Tianjin Port Development Holdings Ltd led the fall with its share price going down 4.7 percent to HK$1.81. But investors who had bought the company's shares earlier have nothing to complain. Despite the drop, Tianjin Port's share price was still 52 percent higher than it was six months ago when the FTZ concept began to take hold.
Another FTZ concept stock, Xiamen International Port Co, tumbled 4.4 percent to close at HK$2.19 Monday. But analysts said the latest faltering was just a minor adjustment to its upward spiral in the past six months when the share price advanced 92 percent.
Among other FTZ concept stocks, Guangdong Investment Ltd shed 2.4 percent to close at HK$10.42, while China International Marine Containers Co fell to HK$ 17.94, down 3.7 percent.
"All the stocks related to China's new FTZs had risen sharply before Friday's official announcement," said Linus Yip, a strategist at First Shanghai Securities Ltd in Hong Kong. "It's not surprising for investors to sell the shares to make profit," he said.
Yip and others said these shares have lost their speculative allure because they are no longer "concept" stocks. These stocks will have to be evaluated by what they can gain from the FTZs in their respective home towns, the analysts said.

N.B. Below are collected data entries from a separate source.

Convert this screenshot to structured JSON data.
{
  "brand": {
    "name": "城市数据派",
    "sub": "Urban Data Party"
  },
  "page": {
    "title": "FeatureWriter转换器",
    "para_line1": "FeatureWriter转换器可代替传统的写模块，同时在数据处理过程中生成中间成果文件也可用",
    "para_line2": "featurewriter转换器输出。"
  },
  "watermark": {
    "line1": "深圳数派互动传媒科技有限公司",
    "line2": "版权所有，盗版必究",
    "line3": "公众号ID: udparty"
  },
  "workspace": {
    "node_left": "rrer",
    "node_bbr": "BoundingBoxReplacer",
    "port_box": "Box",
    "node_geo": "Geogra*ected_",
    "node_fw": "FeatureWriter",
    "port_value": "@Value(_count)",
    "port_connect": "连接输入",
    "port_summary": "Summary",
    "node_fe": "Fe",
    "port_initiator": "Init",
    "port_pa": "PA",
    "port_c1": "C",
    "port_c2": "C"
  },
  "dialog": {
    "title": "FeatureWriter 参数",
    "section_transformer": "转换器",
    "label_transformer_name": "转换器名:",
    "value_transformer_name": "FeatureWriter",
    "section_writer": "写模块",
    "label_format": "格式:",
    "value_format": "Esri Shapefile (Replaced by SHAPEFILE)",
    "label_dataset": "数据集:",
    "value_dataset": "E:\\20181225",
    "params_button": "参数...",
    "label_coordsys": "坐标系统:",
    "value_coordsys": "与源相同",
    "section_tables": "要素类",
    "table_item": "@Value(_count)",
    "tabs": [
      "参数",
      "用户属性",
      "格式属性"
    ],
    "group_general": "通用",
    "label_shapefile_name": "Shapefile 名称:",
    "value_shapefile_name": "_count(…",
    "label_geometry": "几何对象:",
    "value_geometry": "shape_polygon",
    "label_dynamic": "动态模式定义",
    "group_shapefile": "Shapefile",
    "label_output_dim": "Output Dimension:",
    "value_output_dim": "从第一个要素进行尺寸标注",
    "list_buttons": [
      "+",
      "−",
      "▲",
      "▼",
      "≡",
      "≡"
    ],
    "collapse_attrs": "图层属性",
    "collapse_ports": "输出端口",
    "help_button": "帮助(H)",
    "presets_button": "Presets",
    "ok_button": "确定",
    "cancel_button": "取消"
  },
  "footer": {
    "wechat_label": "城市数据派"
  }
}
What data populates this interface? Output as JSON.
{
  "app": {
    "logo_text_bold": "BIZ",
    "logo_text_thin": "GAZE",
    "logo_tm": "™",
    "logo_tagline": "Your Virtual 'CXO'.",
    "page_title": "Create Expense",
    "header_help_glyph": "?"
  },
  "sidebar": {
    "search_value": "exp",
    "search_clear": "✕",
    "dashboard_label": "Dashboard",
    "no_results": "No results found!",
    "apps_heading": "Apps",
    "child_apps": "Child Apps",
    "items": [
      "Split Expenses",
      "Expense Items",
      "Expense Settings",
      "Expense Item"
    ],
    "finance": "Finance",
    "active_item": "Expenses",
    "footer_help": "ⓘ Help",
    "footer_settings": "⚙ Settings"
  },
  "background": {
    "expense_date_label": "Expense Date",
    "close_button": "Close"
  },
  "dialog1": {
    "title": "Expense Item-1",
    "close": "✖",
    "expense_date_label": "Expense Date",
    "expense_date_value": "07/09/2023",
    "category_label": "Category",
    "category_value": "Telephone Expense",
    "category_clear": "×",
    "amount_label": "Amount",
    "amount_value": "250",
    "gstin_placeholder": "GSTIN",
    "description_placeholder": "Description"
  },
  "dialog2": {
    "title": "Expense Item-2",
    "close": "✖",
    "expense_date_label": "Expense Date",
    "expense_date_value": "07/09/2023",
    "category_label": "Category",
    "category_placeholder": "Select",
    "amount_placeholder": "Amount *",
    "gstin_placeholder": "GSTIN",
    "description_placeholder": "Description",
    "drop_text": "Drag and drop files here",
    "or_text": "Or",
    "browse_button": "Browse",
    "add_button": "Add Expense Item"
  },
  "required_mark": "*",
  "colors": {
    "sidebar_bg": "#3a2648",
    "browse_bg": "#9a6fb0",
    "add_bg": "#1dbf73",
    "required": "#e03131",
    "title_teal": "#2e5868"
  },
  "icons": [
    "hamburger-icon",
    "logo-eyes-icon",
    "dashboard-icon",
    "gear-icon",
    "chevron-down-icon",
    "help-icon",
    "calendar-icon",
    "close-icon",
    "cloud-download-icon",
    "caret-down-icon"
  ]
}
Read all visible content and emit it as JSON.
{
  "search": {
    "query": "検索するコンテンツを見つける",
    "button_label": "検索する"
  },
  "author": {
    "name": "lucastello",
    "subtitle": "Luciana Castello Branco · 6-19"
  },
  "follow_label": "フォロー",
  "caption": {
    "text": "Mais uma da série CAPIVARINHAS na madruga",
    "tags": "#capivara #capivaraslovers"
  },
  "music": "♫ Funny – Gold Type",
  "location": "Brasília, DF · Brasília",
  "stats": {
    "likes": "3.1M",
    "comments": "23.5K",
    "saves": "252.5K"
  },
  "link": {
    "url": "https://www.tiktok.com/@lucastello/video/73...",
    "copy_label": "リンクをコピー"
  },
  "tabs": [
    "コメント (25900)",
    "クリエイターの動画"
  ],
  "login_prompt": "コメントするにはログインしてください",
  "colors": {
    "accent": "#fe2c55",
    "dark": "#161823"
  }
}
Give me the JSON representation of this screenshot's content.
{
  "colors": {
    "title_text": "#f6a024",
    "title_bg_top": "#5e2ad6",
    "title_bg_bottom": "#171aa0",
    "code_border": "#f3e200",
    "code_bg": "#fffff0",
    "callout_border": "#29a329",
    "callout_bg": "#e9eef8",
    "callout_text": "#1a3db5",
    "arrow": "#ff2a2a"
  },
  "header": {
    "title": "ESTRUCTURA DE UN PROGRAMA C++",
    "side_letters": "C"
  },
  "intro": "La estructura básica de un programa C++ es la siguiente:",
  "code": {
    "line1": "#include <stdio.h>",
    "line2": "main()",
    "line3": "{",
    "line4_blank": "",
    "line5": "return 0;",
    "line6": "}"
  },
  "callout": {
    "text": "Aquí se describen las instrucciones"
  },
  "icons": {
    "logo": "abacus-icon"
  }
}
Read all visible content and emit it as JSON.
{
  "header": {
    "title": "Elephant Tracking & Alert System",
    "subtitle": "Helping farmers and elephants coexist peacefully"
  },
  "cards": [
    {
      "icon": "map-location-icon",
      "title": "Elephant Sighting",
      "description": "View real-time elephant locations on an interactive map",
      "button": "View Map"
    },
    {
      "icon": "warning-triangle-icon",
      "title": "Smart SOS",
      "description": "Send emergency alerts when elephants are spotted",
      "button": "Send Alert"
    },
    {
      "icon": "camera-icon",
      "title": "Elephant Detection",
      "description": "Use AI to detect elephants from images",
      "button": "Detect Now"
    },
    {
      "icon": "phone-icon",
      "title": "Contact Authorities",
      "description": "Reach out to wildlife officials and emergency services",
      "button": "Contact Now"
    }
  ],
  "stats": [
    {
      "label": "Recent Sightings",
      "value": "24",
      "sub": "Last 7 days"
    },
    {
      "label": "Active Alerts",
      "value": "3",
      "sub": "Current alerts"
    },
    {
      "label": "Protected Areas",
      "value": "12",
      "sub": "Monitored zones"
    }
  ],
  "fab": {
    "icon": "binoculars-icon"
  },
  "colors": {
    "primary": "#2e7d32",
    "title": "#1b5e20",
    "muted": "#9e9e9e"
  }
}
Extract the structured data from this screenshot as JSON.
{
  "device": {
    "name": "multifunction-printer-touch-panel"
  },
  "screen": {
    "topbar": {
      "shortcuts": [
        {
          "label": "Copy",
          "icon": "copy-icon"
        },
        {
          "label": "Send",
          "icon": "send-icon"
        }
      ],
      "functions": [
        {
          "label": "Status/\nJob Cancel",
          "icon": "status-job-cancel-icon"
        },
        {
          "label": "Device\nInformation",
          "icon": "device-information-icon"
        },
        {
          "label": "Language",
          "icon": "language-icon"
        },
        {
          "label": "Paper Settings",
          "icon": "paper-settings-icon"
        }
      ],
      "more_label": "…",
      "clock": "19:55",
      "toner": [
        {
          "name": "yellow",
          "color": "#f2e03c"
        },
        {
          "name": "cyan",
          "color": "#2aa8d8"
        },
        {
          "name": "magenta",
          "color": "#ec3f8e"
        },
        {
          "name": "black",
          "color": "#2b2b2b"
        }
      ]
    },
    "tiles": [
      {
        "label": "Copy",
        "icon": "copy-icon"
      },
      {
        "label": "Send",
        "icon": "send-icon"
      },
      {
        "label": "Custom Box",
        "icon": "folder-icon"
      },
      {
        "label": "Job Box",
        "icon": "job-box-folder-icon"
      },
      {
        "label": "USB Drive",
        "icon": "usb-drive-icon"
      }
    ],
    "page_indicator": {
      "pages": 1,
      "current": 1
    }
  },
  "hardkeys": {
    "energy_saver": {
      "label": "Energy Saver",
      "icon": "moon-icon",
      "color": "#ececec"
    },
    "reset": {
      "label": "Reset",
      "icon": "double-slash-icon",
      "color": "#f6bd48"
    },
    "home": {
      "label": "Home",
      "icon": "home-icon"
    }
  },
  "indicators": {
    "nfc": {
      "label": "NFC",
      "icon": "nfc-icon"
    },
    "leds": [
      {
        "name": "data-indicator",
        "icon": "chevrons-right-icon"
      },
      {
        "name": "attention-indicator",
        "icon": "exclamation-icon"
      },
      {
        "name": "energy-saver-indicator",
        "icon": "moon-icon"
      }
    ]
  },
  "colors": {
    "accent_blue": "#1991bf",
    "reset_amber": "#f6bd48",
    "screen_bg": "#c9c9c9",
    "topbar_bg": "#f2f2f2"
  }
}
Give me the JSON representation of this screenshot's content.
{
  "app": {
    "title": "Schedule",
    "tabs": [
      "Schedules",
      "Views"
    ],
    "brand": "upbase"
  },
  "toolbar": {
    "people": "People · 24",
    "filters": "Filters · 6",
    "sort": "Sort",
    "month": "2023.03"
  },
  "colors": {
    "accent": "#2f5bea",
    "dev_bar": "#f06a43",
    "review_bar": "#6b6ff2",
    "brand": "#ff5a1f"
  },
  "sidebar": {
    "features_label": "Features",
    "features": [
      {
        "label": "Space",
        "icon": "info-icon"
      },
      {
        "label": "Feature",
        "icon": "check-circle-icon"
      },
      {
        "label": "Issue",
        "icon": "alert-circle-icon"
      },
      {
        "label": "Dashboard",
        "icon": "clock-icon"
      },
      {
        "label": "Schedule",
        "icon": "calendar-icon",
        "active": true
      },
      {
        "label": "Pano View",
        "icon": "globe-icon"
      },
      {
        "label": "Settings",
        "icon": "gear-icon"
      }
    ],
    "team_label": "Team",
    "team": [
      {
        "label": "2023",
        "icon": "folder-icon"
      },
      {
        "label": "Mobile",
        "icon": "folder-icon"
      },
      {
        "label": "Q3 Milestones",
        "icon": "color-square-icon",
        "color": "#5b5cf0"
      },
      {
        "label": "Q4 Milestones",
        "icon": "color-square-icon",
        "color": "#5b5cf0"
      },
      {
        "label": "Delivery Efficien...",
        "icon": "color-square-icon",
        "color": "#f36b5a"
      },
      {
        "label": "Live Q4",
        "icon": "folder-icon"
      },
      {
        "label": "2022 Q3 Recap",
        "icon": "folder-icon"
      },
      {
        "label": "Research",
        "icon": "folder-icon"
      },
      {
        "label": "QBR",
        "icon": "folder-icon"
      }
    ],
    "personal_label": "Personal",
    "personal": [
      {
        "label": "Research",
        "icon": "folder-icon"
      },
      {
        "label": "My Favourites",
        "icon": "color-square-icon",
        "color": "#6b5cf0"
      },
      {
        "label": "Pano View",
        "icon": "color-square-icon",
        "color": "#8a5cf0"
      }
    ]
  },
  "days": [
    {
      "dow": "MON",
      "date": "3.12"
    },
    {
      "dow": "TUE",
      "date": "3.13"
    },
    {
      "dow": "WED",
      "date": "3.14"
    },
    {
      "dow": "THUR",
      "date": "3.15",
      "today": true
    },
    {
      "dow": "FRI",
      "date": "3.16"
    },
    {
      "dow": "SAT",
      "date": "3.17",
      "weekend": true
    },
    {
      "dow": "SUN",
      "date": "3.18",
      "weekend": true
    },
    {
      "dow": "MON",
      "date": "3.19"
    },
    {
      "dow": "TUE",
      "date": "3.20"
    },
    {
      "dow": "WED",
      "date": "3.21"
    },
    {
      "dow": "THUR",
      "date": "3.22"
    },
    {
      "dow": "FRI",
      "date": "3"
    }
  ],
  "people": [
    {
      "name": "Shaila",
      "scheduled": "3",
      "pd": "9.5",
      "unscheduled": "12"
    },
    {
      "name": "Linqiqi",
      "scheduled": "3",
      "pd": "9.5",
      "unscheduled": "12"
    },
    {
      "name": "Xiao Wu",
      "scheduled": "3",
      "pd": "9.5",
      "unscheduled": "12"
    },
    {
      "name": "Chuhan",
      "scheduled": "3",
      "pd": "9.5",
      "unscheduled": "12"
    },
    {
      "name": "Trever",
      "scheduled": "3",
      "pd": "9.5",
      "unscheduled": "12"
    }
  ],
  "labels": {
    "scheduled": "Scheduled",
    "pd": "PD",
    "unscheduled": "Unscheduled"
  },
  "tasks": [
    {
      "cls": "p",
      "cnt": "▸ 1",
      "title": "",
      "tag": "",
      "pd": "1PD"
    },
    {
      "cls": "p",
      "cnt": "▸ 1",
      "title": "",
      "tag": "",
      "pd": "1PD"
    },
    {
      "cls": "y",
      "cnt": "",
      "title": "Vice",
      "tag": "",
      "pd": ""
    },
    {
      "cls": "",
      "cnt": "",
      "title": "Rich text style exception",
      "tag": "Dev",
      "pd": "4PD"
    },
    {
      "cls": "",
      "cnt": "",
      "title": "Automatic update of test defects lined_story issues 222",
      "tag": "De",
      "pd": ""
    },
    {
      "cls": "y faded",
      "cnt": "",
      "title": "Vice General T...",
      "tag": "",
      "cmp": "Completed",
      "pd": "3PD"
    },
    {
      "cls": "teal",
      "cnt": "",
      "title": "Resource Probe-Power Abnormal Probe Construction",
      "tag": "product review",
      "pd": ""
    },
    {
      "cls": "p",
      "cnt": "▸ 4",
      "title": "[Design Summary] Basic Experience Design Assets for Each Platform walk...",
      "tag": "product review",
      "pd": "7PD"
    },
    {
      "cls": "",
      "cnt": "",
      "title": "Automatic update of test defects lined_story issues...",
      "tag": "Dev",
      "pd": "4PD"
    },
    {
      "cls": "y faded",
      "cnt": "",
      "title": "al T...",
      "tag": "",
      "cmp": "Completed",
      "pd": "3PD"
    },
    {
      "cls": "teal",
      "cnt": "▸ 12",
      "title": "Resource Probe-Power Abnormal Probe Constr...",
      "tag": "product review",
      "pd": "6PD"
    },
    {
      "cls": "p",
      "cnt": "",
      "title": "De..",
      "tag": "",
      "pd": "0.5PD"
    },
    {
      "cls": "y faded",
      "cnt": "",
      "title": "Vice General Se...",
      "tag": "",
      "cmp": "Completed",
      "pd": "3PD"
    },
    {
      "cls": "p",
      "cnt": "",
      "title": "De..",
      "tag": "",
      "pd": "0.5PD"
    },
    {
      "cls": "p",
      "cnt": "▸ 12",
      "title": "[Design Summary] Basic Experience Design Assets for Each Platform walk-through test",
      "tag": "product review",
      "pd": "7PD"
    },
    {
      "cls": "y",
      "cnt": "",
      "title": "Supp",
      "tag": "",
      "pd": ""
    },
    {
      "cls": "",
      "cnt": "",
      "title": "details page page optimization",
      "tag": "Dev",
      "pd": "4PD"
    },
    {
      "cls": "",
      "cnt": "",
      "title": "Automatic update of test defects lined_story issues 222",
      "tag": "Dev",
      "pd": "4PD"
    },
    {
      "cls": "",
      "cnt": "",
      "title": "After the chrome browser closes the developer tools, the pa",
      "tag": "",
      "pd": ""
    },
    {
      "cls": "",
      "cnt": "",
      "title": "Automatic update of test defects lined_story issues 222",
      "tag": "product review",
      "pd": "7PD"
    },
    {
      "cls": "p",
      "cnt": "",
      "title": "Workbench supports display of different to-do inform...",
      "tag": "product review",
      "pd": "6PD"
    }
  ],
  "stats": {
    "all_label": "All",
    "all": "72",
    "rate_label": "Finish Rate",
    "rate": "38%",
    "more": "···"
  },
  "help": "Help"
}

Yip has remained bullish about those FTZ related stocks. "Xiamen International Port especially will see its share price climbing continuously in coming months because it has completed its integration of its cargo handling facilities and its profit is expected to increase with strengthened pricing abilities in future," he said.
Kenny Tang Sing-hing, a general manager at AMTD Financial Planning, said he wasn't too concerned about the hiccups of FTZ concept stocks. "Those shares will rebound in near term, I believe. It's the profit taking that dragged down their share prices. And the recent poor Hong Kong stock market performance had also contributed to the price fall," he said.
Tang noted that the creation of new FTZs would undoubtedly benefit related enterprises in the longer term because they stand to benefit from the various supportive policies coming into play.
The three new FTZ zones will be established in the southern and eastern provinces of Guangdong and Fujian and in the northern port city of Tianjin, the State Council said.
Shares of Fujian Holdings Ltd, which is engaged in investment, property and hotel on the mainland, surged 25.4 percent to HK$0.74 on Monday. But Tang said the company would not be worthy of long-term investment due to its poor core business performance.